A priori saint Laurent n’est pas spécialement populaire en Bretagne. Mais comme la liturgie romaine fait grand cas du diacre martyr, l’égalant aux apôtres, il n’est pas si étonnant de voir que son culte s’y est également implanté. En témoigne par exemple ce cantique, qui fut assez répandu puisque l’abbaye de Landévennec en possède trois versions imprimées différentes du XIXe siècle.
Voici ce cantique avec une traduction de Tangi Gicquel, sur le site de l’église de Saint-Laurent dans le Trégor (dont le premier patron était en fait le saint local saint Louran avant la construction de l’église au XVIIe siècle). On ne peut que saluer le talent de l'auteur anonyme, qui versifie le martyre de saint Laurent avec autant de simplicité dans l'expression que de richesse dans le jeu des sonorités et du rythme.

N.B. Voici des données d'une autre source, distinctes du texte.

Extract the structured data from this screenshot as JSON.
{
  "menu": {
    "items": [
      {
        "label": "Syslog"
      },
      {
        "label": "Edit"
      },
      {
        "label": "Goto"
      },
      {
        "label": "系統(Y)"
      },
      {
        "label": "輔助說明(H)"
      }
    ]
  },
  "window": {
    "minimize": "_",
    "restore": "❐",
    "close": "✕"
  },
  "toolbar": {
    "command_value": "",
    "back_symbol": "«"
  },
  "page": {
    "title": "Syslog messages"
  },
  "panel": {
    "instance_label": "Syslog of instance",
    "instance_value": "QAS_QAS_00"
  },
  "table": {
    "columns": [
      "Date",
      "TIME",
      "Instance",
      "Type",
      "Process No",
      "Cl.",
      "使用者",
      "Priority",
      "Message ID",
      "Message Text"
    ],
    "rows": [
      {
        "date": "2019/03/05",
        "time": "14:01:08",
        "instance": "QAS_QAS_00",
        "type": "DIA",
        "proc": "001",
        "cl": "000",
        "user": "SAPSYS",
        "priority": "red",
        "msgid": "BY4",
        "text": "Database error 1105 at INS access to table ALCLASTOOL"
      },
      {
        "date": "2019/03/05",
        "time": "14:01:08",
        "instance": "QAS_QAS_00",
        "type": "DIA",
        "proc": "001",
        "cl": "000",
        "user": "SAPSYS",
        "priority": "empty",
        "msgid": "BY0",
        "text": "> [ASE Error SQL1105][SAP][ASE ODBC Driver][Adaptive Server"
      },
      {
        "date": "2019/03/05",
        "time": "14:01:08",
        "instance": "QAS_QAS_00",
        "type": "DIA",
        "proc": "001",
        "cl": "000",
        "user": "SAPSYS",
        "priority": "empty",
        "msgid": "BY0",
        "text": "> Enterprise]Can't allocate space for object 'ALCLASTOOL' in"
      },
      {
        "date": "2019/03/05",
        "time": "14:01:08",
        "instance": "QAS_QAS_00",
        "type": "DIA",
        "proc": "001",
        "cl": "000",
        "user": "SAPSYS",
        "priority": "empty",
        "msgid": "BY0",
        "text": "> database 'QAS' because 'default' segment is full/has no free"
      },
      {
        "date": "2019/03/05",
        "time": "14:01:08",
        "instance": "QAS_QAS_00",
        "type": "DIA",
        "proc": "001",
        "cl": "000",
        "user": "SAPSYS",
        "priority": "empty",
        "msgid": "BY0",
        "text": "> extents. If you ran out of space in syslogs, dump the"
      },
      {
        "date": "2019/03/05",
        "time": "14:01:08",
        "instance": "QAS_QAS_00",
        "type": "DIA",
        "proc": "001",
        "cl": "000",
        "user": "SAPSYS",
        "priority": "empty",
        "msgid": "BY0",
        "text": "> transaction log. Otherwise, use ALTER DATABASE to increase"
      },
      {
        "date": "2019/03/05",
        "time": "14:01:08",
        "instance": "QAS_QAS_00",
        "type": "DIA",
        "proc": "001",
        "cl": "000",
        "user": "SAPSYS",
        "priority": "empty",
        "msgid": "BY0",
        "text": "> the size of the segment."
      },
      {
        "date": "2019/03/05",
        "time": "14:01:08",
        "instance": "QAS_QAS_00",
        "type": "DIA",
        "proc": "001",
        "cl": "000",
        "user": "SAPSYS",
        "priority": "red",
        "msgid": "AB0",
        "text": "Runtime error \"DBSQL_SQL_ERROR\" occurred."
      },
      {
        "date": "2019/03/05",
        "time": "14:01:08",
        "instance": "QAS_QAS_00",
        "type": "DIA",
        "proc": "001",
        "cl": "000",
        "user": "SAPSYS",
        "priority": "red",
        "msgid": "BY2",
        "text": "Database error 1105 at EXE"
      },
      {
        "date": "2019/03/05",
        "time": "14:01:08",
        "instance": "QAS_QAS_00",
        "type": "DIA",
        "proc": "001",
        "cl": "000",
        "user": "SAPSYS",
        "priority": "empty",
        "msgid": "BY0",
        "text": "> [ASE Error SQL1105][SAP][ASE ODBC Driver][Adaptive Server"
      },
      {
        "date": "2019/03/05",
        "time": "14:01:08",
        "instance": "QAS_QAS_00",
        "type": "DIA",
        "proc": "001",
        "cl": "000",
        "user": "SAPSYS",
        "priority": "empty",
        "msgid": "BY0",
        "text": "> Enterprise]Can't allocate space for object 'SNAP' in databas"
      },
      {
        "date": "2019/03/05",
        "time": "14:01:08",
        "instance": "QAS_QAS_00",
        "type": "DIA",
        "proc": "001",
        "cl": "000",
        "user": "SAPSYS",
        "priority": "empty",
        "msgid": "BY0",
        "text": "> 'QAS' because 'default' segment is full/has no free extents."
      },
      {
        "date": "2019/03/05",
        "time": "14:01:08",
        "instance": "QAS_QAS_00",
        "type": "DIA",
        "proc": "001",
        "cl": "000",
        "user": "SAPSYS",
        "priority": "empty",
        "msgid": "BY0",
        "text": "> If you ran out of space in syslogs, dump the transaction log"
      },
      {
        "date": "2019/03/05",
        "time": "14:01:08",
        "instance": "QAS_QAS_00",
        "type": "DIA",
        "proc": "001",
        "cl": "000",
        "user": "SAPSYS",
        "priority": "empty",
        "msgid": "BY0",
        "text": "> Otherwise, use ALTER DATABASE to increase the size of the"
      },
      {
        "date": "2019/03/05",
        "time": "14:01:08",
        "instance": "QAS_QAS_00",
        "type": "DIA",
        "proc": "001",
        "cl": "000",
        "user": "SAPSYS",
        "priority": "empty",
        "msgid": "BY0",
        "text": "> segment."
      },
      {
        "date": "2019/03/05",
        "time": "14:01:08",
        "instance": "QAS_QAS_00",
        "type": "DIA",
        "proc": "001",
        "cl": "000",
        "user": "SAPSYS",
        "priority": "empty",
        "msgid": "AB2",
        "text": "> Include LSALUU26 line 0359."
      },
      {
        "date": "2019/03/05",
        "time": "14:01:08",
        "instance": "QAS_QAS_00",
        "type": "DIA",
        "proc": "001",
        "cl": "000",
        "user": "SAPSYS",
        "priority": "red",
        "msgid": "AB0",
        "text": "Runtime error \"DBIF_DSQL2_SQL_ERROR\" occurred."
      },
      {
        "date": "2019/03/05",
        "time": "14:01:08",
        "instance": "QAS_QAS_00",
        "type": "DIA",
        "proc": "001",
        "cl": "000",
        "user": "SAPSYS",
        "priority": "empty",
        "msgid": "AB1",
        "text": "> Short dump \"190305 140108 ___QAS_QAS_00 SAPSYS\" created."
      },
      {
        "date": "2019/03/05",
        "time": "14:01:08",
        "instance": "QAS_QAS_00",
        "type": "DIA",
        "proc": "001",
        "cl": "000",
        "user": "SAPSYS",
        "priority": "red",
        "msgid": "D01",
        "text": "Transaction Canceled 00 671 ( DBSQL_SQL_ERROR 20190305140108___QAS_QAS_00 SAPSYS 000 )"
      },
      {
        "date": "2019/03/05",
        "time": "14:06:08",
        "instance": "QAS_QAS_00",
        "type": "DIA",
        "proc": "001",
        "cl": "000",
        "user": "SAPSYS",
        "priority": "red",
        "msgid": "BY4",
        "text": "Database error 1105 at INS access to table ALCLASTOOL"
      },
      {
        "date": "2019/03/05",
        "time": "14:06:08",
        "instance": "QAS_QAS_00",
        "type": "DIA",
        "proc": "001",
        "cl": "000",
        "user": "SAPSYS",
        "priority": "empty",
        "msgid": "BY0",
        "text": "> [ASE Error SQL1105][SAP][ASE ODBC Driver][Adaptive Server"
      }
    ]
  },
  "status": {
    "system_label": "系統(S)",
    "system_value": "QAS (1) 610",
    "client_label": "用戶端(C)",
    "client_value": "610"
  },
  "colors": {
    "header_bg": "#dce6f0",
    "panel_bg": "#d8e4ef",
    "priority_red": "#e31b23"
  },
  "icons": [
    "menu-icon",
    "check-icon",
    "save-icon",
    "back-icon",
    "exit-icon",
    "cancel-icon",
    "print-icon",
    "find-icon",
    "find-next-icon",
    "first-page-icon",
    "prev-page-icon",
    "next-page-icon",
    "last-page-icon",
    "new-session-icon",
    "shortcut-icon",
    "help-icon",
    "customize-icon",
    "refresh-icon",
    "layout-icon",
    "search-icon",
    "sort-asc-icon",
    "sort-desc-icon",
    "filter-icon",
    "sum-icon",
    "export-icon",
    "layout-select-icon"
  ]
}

Le seigneur Saint Laurent martyr
Est à prendre en exemple
Et donnons lui comme à Dieu
La première place dans notre cœur.
Oh oui ! Chrétiens, croyez-le,
Au-dessus de toute chose en ce monde
Le bon et heureux Saint Laurent,
A aimé Jésus.
Il l’a montré avec clarté
Le jour où il fut martyrisé :
Sur le feu du bourreau, l’emportait
Le feu de l’amour de Dieu.
Le dix août à Rome,
Là où il habitait à cette époque,
En l’an deux cent cinquante-huit,
Ce jour-là mourut le saint.
Une guerre terrible avait alors lieu :
Valérien, le tyran cruel,
S’était mis en tête,
De tuer, partout, les Chrétiens.
Quand il donna l’ordre de les emprisonner,
Le Saint Pape en premier lieu,
En attendant d’être supplicié,
Saint Laurent était très inquiet.
Il était éploré
Et continuait à crier : « Mon père,
Si vous m’amenez avec vous à la mort,
Je vous suivrai jusqu’aux cieux. »
Le Pape répondit ceci :
« Mon fils, soyez complètement rassuré,
Ce que vous désirez sera réalisé ;
D’ici trois jours vous me suivrez ;
Et même votre martyre
Sera plus beau que le mien ;
Car vous êtes dans la pleine force de l’âge, cher fils,
Et à mon âge avancé on décline,
Revenez vite sur vos pas,
Cherchez avec soin les biens de l’église,
Partagez tout entre les pauvres,
Le blé, l’argent et l’or. »
Le saint obéit en tout,
Et voici qu’aussitôt vint
Un envoyé de Valérien,
Et qui dit aux Chrétiens :
« Vous garderez l’Evangile,
Votre tas de belles et saintes paroles.
Mais vous devrez donner vos biens,
A Valérien mon seigneur ».
Saint Laurent rétorqua :
« Vous n’aurez pas la moindre miette :
Toutes ces choses
Ont servi d’aumônes, mon cher seigneur ».
L’homme se mit en colère
Lorsqu’il entendit cette mauvaise nouvelle,
Il intima avec une sévérité effrayante :
« Laurent, reniez votre Jésus.
Vous n’êtes pas sans savoir
Qu’a été ordonné à tous
Par Valérien, mon seigneur,
De venir encenser nos dieux. »
Saint Laurent répondit sur le champ :
« Pauvre seigneur, vous perdez votre temps,
Car moi vivant ou mort
Jésus sera mon seul seigneur.
Jamais je n’encenserai
Vos images de bois ;
Je me moque des dieux d’argile
Prêts à tomber sur leur nez ;
Malgré leur beauté extérieure
Ils n’ont pas de puissance ;
Le diable peut tous les emporter,
Et vous peut-être le premier. »
Sur cela, le traître rétorqua :
« Laurent, vous êtes beau parleur,
Vous m’avez assez dit de choses ;
Je ne resterai pas longtemps passif.
Vite ici, hommes ; allumez le feu,
Un feu qui ne brûlera pas vite,
Un feu qui consumera affreusement,
Pour que ses souffrances durent plus longtemps ».
Saint Laurent peu après
Paisible sur son gril disait :
« Ce côté-ci, seigneur, est bien cuit,
Tournez l’autre pour qu’il cuise. »
Peu après il déclara :
« Goûtez la chair des Chrétiens,
Pour savoir, si vous voulez manger,
Elle est meilleure cuite que crue. »
Il souffrit en véritable Chrétien
Tout le long de son martyre
Très courageusement, sans la moindre plainte,
Au point que tous furent surpris.
Par ce coup de force les Romains,
Furent presque conquis par l’Eglise,
Leurs faux dieux renversés :
Saint Prudence l’a dit.
Seigneur Saint Laurent puissant,
Daignez demander à Jésus,
Et à sa mère la Vierge,
Grâce pour que nous mourions dans la sainteté.